The ozone layer is a section of the Earth’s atmosphere that shields the planet from harmful ultraviolet rays. However, greenhouse gas emissions, pollution, and climate change have damaged it over time, opening a hole in the zone. Now, that hole is beginning to close.
Though the gap grows each August when the sun returns to the South Polar cap, the rate at which it opens in September has begun to slow down. The team found that the void in the zone first began to shrink in 2000 and has been declining ever since. It has shrunk nearly 1.7 million square miles in the past 16 years.
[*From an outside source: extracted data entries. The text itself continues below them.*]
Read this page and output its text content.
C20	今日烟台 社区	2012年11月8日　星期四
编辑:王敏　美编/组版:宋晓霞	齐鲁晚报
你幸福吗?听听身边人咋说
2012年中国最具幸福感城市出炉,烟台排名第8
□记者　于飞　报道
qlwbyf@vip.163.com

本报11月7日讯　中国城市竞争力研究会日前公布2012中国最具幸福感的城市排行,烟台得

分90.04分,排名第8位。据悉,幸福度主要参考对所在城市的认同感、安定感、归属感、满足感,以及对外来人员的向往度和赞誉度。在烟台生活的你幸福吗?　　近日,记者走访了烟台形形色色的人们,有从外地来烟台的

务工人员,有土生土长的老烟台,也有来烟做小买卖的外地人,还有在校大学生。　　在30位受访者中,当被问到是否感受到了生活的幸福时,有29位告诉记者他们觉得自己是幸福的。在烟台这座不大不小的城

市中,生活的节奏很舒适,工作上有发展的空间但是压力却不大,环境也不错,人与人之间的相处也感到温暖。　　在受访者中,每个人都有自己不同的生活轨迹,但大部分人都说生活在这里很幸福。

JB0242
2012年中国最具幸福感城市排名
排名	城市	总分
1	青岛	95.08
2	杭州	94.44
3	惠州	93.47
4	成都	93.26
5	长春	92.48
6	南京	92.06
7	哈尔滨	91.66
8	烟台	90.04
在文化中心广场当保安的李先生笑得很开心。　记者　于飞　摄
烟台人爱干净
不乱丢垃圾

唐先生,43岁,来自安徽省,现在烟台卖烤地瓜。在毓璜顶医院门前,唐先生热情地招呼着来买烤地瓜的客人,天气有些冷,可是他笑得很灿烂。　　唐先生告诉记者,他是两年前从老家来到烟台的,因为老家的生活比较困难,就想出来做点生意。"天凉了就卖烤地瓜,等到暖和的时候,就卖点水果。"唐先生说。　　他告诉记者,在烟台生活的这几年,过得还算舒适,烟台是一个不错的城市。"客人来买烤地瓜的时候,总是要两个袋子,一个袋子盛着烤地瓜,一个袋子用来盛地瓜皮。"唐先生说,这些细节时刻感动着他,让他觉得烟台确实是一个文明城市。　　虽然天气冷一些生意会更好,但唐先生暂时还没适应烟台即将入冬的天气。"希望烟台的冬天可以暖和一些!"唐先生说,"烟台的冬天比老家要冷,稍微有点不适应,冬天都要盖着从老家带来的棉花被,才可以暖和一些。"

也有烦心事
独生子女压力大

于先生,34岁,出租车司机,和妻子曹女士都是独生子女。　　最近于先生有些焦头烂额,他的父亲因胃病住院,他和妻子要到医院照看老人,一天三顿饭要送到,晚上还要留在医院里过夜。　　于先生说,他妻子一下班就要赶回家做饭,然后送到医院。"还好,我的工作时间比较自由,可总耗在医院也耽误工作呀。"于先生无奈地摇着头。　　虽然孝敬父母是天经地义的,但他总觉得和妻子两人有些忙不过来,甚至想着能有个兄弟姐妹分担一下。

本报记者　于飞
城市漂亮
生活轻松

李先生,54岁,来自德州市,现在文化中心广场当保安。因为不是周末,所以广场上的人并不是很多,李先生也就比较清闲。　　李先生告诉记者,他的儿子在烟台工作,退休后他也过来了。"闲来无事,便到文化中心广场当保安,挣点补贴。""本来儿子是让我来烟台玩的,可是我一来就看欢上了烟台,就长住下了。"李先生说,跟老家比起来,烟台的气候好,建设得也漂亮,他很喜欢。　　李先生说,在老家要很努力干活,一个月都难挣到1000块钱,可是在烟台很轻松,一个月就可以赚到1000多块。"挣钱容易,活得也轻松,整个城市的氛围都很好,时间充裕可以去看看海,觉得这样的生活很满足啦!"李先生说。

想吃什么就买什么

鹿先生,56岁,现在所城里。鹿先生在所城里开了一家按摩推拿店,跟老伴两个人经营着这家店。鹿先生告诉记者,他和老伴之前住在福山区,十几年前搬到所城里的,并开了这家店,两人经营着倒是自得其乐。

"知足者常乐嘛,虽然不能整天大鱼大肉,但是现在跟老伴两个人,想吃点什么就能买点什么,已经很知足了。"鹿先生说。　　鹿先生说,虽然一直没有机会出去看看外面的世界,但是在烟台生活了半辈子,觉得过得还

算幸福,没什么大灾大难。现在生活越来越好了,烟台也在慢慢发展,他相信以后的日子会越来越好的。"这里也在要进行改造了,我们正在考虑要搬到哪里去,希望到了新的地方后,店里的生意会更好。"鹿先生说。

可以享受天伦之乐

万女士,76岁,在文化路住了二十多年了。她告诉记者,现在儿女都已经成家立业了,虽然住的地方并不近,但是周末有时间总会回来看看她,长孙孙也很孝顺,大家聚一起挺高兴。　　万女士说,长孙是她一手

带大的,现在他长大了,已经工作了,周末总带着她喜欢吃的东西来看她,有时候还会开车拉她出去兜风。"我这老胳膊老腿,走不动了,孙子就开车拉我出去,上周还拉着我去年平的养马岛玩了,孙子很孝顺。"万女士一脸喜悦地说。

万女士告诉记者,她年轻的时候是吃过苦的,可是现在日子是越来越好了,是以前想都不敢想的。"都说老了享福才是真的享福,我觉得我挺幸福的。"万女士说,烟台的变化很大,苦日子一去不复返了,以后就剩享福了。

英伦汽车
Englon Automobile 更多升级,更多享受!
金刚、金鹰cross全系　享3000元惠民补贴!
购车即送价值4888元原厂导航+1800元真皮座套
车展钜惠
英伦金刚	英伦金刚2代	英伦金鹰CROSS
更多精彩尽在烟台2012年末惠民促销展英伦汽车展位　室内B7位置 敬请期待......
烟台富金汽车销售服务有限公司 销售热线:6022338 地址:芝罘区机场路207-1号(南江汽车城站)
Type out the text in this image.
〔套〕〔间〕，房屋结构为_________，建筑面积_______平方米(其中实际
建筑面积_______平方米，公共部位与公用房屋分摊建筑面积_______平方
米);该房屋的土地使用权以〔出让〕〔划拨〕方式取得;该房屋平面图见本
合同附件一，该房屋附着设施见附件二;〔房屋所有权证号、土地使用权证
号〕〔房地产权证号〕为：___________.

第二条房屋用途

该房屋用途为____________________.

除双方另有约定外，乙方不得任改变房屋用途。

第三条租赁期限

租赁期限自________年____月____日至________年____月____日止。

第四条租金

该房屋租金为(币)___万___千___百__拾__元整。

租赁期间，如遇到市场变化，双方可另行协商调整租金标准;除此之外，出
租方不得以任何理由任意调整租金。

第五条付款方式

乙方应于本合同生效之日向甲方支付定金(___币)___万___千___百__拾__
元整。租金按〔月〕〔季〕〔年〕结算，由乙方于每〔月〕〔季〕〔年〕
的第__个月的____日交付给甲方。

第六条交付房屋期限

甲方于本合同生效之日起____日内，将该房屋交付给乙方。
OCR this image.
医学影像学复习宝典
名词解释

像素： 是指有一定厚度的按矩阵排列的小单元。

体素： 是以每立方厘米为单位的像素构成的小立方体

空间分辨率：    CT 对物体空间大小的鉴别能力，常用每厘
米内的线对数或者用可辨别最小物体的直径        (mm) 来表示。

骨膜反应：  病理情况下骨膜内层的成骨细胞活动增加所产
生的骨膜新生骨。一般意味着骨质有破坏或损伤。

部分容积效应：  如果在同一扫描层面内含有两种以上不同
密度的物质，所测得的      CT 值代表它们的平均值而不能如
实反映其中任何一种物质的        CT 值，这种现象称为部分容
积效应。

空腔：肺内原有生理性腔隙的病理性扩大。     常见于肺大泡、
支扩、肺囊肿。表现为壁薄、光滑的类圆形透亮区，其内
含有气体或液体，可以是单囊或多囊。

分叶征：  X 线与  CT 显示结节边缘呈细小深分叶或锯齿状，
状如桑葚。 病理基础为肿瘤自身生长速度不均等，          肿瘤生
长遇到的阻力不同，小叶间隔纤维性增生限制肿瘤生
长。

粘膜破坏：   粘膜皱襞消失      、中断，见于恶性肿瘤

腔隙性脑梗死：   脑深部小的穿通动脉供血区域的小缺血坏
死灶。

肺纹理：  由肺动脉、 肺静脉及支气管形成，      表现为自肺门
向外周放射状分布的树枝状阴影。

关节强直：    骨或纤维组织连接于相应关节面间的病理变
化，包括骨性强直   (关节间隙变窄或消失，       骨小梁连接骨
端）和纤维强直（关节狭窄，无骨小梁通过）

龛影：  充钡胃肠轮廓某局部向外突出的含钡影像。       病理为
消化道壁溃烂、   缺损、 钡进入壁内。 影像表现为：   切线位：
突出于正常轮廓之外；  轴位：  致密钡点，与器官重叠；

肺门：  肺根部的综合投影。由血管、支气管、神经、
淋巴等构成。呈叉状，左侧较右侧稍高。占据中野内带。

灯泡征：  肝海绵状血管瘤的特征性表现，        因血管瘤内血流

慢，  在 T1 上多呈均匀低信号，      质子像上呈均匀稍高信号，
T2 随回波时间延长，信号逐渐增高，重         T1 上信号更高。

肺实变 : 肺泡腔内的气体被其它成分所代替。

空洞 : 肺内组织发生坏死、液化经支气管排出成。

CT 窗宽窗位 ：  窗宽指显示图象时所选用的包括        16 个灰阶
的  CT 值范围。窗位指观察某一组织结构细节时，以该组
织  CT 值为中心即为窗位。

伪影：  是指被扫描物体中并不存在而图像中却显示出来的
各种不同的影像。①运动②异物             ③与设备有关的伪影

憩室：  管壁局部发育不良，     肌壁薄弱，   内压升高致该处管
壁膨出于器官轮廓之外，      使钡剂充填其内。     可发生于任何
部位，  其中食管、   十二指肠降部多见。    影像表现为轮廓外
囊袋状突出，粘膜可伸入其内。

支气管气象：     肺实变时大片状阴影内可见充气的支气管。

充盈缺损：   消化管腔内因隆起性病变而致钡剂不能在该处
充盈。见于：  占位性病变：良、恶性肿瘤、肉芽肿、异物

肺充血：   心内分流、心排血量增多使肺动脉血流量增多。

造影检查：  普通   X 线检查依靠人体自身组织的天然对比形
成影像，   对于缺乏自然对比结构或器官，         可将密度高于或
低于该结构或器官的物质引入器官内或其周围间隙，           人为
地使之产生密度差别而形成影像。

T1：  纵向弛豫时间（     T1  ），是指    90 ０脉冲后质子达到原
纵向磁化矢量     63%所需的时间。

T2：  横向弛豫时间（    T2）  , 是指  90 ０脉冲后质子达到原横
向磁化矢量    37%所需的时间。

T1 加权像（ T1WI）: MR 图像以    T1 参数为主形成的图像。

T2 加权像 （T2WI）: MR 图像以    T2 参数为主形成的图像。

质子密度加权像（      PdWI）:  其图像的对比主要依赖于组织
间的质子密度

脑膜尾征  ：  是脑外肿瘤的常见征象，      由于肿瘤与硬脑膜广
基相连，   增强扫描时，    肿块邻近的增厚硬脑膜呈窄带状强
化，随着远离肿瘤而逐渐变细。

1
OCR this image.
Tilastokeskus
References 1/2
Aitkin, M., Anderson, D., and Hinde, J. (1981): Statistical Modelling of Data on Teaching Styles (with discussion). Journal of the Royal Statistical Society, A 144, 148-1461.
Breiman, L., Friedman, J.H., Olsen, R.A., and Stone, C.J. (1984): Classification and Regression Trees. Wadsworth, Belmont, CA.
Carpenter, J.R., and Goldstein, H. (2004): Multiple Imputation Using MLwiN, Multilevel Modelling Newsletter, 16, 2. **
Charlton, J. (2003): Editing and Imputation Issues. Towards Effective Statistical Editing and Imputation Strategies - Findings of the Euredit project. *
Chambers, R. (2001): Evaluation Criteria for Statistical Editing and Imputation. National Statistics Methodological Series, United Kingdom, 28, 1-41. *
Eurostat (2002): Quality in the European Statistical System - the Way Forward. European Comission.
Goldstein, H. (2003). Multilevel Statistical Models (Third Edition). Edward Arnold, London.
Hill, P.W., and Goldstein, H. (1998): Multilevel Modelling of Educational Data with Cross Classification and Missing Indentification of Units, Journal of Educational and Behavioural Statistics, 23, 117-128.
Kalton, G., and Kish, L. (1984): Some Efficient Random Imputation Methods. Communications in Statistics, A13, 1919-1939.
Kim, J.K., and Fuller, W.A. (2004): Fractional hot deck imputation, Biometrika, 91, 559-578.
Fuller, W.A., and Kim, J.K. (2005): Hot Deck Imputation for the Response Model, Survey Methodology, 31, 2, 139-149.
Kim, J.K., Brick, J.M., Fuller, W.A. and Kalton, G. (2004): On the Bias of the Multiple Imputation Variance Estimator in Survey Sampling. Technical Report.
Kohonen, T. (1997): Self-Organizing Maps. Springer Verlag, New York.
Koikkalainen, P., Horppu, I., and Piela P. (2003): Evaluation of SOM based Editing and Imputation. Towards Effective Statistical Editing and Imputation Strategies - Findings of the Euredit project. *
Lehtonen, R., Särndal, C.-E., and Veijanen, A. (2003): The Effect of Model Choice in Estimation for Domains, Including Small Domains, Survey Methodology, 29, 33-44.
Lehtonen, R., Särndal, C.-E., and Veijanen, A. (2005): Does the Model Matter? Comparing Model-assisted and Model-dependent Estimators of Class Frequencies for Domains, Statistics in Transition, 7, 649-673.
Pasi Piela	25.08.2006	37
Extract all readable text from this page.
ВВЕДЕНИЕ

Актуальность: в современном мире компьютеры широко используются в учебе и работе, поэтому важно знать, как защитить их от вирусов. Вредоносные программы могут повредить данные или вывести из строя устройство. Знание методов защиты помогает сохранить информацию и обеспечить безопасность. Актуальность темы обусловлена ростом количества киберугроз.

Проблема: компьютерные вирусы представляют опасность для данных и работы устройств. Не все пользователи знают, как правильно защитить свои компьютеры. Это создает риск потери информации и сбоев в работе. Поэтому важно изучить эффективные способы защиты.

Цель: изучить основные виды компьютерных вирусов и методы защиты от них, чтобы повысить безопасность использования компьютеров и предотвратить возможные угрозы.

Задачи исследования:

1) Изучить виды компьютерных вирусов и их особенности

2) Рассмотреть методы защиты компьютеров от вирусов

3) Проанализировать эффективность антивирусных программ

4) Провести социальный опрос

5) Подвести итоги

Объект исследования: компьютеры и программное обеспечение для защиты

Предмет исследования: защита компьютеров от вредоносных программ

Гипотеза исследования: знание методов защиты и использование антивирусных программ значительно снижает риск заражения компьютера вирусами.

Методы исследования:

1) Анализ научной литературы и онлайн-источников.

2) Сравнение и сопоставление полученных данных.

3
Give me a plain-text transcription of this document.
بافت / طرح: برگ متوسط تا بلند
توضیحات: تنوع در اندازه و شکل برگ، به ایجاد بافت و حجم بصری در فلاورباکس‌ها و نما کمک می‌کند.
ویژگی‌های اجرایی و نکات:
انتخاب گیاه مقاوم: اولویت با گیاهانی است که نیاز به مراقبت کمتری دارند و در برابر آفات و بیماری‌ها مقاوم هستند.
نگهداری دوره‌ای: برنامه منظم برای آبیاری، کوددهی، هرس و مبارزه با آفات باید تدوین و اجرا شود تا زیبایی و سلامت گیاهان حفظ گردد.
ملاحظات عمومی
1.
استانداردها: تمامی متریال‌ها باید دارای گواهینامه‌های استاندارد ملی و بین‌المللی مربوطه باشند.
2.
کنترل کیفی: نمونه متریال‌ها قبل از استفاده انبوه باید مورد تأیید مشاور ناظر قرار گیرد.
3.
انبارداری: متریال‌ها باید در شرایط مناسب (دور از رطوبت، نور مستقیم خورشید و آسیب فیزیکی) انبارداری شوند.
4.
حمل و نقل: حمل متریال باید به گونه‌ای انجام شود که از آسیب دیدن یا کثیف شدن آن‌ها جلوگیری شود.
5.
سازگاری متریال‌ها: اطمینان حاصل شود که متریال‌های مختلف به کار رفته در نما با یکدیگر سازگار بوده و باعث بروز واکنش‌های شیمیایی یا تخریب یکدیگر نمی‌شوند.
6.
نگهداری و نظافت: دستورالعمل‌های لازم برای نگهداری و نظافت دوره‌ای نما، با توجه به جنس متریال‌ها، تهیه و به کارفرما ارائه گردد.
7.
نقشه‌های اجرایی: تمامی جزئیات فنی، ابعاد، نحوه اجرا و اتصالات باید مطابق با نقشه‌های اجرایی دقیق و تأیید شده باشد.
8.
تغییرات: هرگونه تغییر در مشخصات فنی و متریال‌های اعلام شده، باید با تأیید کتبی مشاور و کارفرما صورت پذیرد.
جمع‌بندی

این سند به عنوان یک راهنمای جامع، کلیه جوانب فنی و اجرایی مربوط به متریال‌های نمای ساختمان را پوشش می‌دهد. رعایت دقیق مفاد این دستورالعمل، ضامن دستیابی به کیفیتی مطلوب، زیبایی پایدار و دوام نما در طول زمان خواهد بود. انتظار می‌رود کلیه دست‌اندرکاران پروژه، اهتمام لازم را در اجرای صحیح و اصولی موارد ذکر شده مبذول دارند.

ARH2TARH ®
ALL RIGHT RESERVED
They also discovered that the reduction of chlorofluorocarbons — organic compounds that contains only carbon, chlorine, and fluorine — has played a big role in the healing process. These harmful chemicals were once used in refrigerants and aerosol propellants, but most of the world stopped using them in 1987 with the passing of the Montreal Protocol, UPI reports.
The hole in the ozone changes in size throughout the year because chlorine, the main threat to the layer, eats ozone molecules when the climate is both sunny and cold. As a result, the gap is biggest during October. Though most researchers study it during that peak month, the team analyzed it in September before it started to grow.
“I think people, myself included, had been too focused on October, because that’s when the ozone hole is enormous, in its full glory,” said lead author Susan Solomon, a professor at the Massachusetts Institute of Technology, according to UPI. “But October is also subject to the slings and arrows of other things that vary, like slight changes in meteorology. September is a better time to look because chlorine chemistry is firmly in control of the rate at which the hole forms at that time of year. That point hasn’t really been made strongly in the past.”
Using a combination of balloons and satellites, the researchers measured the size of the hole as well as its various chemical conditions. They also created models — based on declining chlorine levels in the atmosphere — that predicted the way it would shift over time. Such predictions have proven to be very close to real life measurements, suggesting most of the ozone’s healing is directly tied to implementation of the Montreal Protocol.
“Observations and computer models agree; healing of the Antarctic ozone has begun,” said study co-author Dr. Ryan R.Neely III, a lecturer in Observational Atmospheric Science at the University of Leeds, in a statement.